О Corse à cheveux plats, que ta France était belle
Au grand soleil de Messidor!
О, Корсиканец плосковолосый, как Франция твоя
была прекрасна
Под великим солнцем Мессидора.

«Вдруг все изменилось так, что кажется, революционные события отодвинулись лет на двадцать, и следы их сглаживаются с каждым днем,– пишет префект одного департамента министру внутренних дел. – Видно, как души людей проясняются, сердца открываются надежде и снова начинают любить... Только два дня Революции помнит народ: 14 июля и 18 Брюмера, а все, что между ними, забыто». Забыто в «солнце Мессидора», в счастье «золотого века».


Век железный прошел, век золотой наступает.
Лоно земли нераспаханной в дар принесет тебе,
Отрок,
Вьющийся плющ и аканф, и душистые травы.
Сами козы домой понесут отягченное вымя,
Овцы огромного льва больше не будут бояться;
Сами цветы осенят колыбель твою нежною кущей.
Больше не будет ни змей, ни трав ядовитых, ни плевел;
Всюду бальзамных дерев зацветут благовонные рощи,
Жатвой колосьев златых зажелтеют обильные нивы,
Пышно на тернах лесных пурпуровые гроздья
повиснут.
Жесткие сучья дубов оросятся росою медвяной.
Скоро наступит тот век, скоро ты будешь прославлен,
Отпрыск любезный богов, великое Зевсово Чадо!
Зришь ли, как всей своей тяжестью зыблется ось
мировая —
Недра земные, и волны морей, и глубокое небо?
Зришь ли, как все веселится грядущему веку златому?

Virgilii.
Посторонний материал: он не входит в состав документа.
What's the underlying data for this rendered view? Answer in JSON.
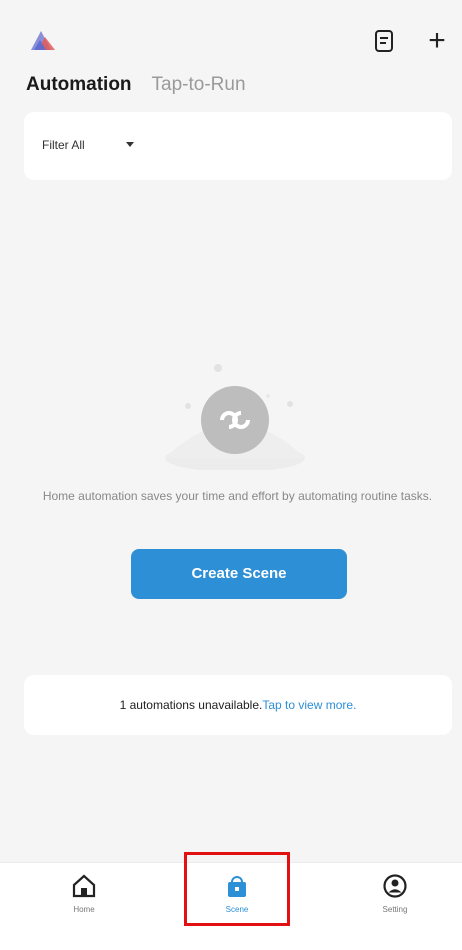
{
  "header": {
    "logo": "app-logo",
    "actions": [
      {
        "name": "document-icon"
      },
      {
        "name": "plus-icon",
        "glyph": "+"
      }
    ]
  },
  "tabs": [
    {
      "label": "Automation",
      "active": true
    },
    {
      "label": "Tap-to-Run",
      "active": false
    }
  ],
  "filter": {
    "label": "Filter All"
  },
  "empty_state": {
    "icon": "infinity-link-icon",
    "message": "Home automation saves your time and effort by automating routine tasks.",
    "button_label": "Create Scene"
  },
  "notice": {
    "text": "1 automations unavailable.",
    "link": "Tap to view more."
  },
  "bottom_nav": [
    {
      "label": "Home",
      "icon": "home-icon",
      "active": false
    },
    {
      "label": "Scene",
      "icon": "scene-icon",
      "active": true
    },
    {
      "label": "Setting",
      "icon": "user-icon",
      "active": false
    }
  ],
  "colors": {
    "accent": "#2d8fd6",
    "background": "#f5f5f5",
    "highlight": "#e21010"
  }
}
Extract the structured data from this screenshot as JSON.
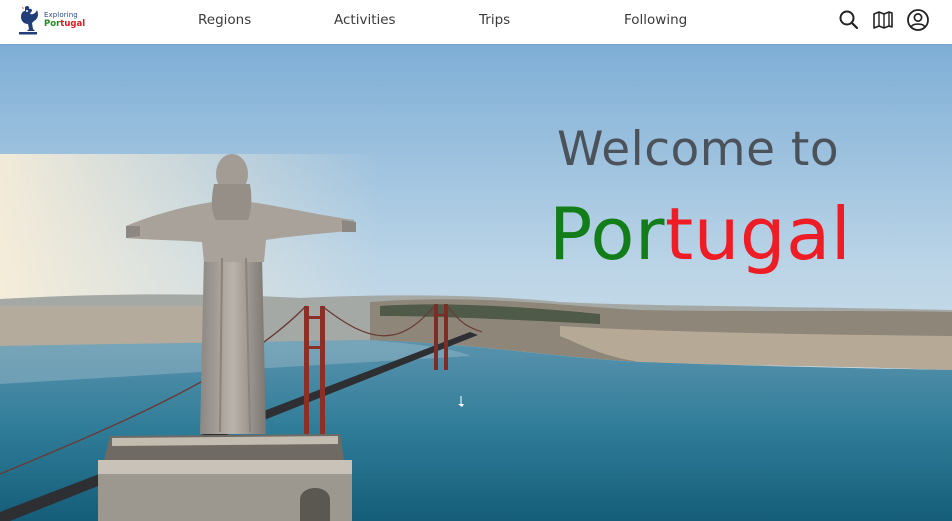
{
  "logo": {
    "line1": "Exploring",
    "line2_green": "Por",
    "line2_red": "tugal",
    "icon": "rooster-icon"
  },
  "nav": {
    "items": [
      {
        "label": "Regions"
      },
      {
        "label": "Activities"
      },
      {
        "label": "Trips"
      },
      {
        "label": "Following"
      }
    ]
  },
  "actions": {
    "search_icon": "search-icon",
    "map_icon": "map-icon",
    "account_icon": "account-icon"
  },
  "hero": {
    "welcome": "Welcome to",
    "title_green": "Por",
    "title_red": "tugal"
  },
  "colors": {
    "green": "#137d1a",
    "red": "#ee1c25",
    "welcome_gray": "#4c525a",
    "nav_text": "#3a3a3a"
  }
}
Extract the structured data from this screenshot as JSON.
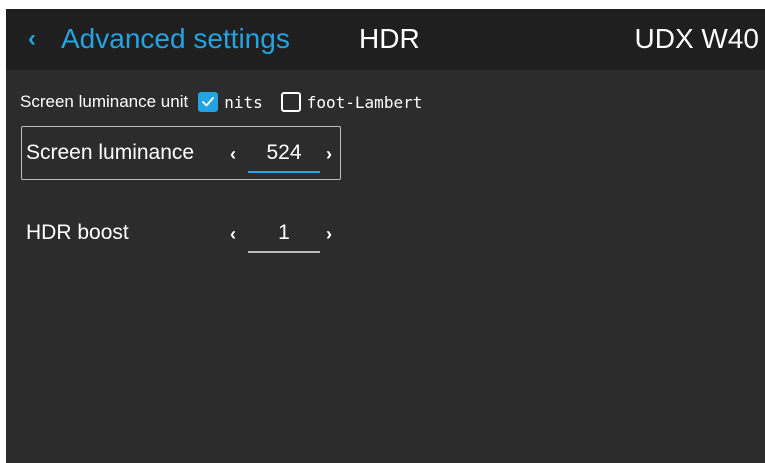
{
  "header": {
    "back_chevron": "‹",
    "back_label": "Advanced settings",
    "title": "HDR",
    "device": "UDX W40"
  },
  "luminance_unit": {
    "label": "Screen luminance unit",
    "options": [
      {
        "label": "nits",
        "checked": true
      },
      {
        "label": "foot-Lambert",
        "checked": false
      }
    ]
  },
  "settings": [
    {
      "label": "Screen luminance",
      "value": "524",
      "left_arrow": "‹",
      "right_arrow": "›",
      "focused": true
    },
    {
      "label": "HDR boost",
      "value": "1",
      "left_arrow": "‹",
      "right_arrow": "›",
      "focused": false
    }
  ],
  "colors": {
    "background": "#2c2c2c",
    "header_background": "#1f1f1f",
    "accent": "#24a3e3",
    "text": "#ffffff",
    "inactive_underline": "#bdbdbd"
  }
}
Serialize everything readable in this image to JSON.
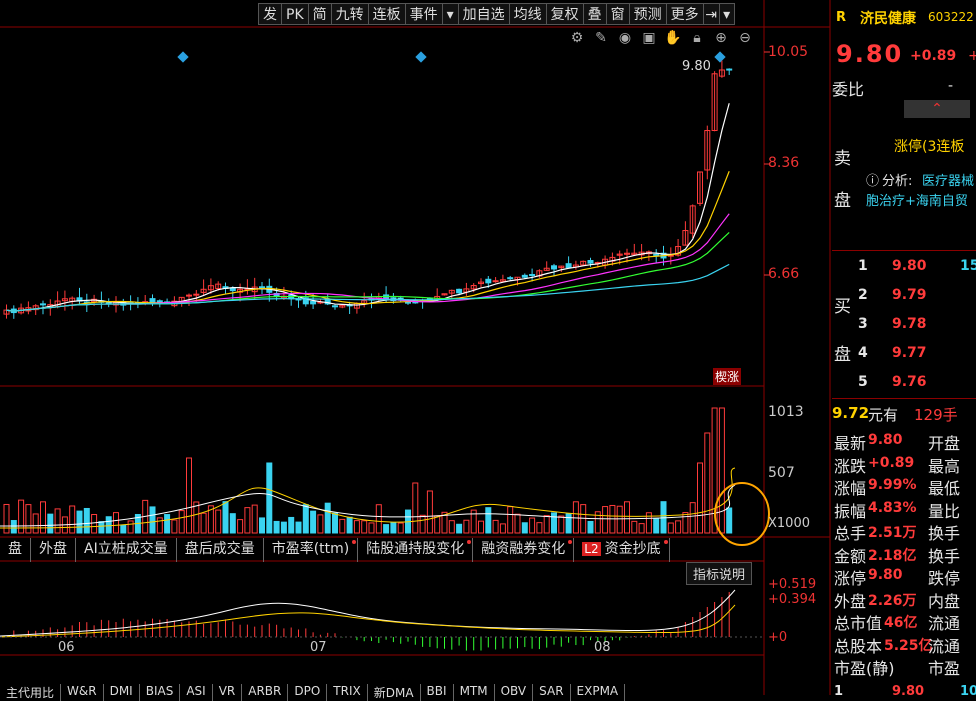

Eclog. IV

Может быть, никогда еще, с века Августова – века Христова – людям не казалось так, как в эти три-четыре года Консульства, что Золотой Век наступил.

«Люди, казалось, были на высочайшей вершине человечества и, благодаря одному лишь присутствию этого Чудесного, Возлюбленного, Ужасного, какого никогда еще не было в мире, могли считать себя, как первые люди в раю, владыками всего, что создал Бог под небом».

Может быть, никогда еще люди не были так готовы сказать: «Adveniat regnum tuum, да приидет царствие Твое». Сказать кому – сыну ли «кровосмешения», Дионису, «Зевсову чаду», по Виргилию, или Сыну Божьему, по Евангелию,– этого еще никто не знал, не видел. И в этой слепоте причина того, что счастье Золотого Века длилось только миг и рассеялось, как сон. Но, может быть, люди все еще живут этим мгновенным сном.

II. Император. 1804

«Очень прошу тебя, Бонапарт, не делайся королем! Это негодный Люсьен тебя подбивает, но ты его не слушай»,– говорила Жозефина, ласкаясь к Бонапарту.

Но он не мог бы исполнить просьбу ее, если бы даже хотел: с 18 Брюмера был уже «королем»; серая куколка уже истлевала на золотой бабочке.

20 января 1800 года, когда Первый Консул переезжал из Люксембургского дворца в Тюльерийский, не хватило дворцовых карет, и должны были нанять извозчичьи, залепив для приличия номера на них белой бумагой. Такова была святая бедность Республики.

В Государственном Совете обращались к Бонапарту запросто: «гражданин Консул!» Он одевался так просто, что один роялист принял его за лакея и, только встретившись с ним глазами, понял, с кем имеет дело.

Когда перед началом торжественного богослужения в соборе Парижской Богоматери, по случаю Конкордата и Амиенского мира, духовенство спросило Первого Консула, должно ли кадить двум его коллегам вместе с ним, он ответил: «Нет!» Это значит: перед лицом Божьим он уже кесарь. Серую куколку уже разбивала золотая бабочка.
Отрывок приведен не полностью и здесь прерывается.